THE IMPORTANCE OF QUALITY
I don't keep up with anime often. In fact, I don't even know if I could be called a fan anymore. I used to absolutely love it. In the days when it was on VHS and DVD I would buy several titles every week. Now, there's very little I'm interested in watching. Don't worry. I'm not going to go into a rage about the good old days, and how shows back then we're really good, and the stuff they make now is a bunch of garbage. I don't believe that. I would say the same thing about modern anime as I would say about the new Star Wars movies. They are made for young people today and not for guys who are pushing 50.
So what aspect of anime am I interested in today? I am very much interested in the art of anime. I'm interested in how it's made. I'm very much interested in the skill that goes into it. If you go to YouTube, and look up a set of videos titled Sakuga Mad, you'll get an idea what I'm talking about. These videos showcase the art of individual animators. They usually show off some of the greatest word happening in the industry today. It is through one of these videos, that I found Shingeki n Bahamut.
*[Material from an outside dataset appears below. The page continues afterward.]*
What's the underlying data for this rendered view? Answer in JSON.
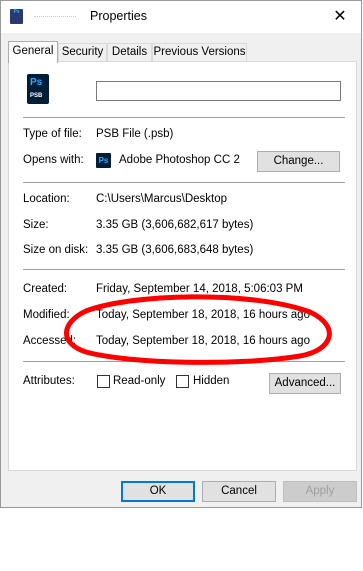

The first thing I noticed about the show was the amazing visual quality. It's getting up there in The Legend of Korra territory, and we all know how much that show cost. I had to know who made it, because generally anime cannot spend that kind of money on a series. I learned that different from most animated series in Japan, this one did not come from a manga. It came from a video game or card game. The company behind it is called Cygames. Apparently this company has over 3 million users outside of Japan. I can only imagine how many users they have inside, but if you put it all together, and assume they have some kind of monthly subscription or micro payment system, they definitely have no shortage of income.
I have not been able to find any definite budget information on this series. I have no doubt it must be very high because animated, television series in Japan simply don't look like this. This show has some of the best cel shading work I've ever seen. There were numerous times when I had to rewind a scene over and over to be sure whether or not it was hand-drawn or cel shaded. I'm guessing that the level of integration of computer animation allows for the increase in quality of the traditionally hand-drawn elements. I can only describe it as being one step from feature animation level.
I wrote all that to talk about the importance of quality in animation. As I mentioned before, seeing a clip from the show, in a video on YouTube, is what got me to watch it in the first place. Over and over, you hear people say how story is everything. This may be true during the viewing experience, or after you walk out of the cinema, but if you don't watch that thing in the first place, you will never know how good the story is. In many cases, quality will do a lot more to get you to watch it in the first place.
A perfect example of this would be The film Genocidal Organ which is part of Project Itoh. The first, short trailer I saw for that absolutely blew me away. I'm already hooked. It was the quality of the images and in animation in that trailer that made me certain that I must see this movie. I believe that audiences today have certain expectations for quality. As the shows being put out by the mainstream continue to improve, at least in the visual arena, these expectations will continue to go up. In a world where there's too much content and not enough time to view it all, and every creator must compete for eyeballs, visual quality will be of extreme importance to the independent creator who wants to get their work seen.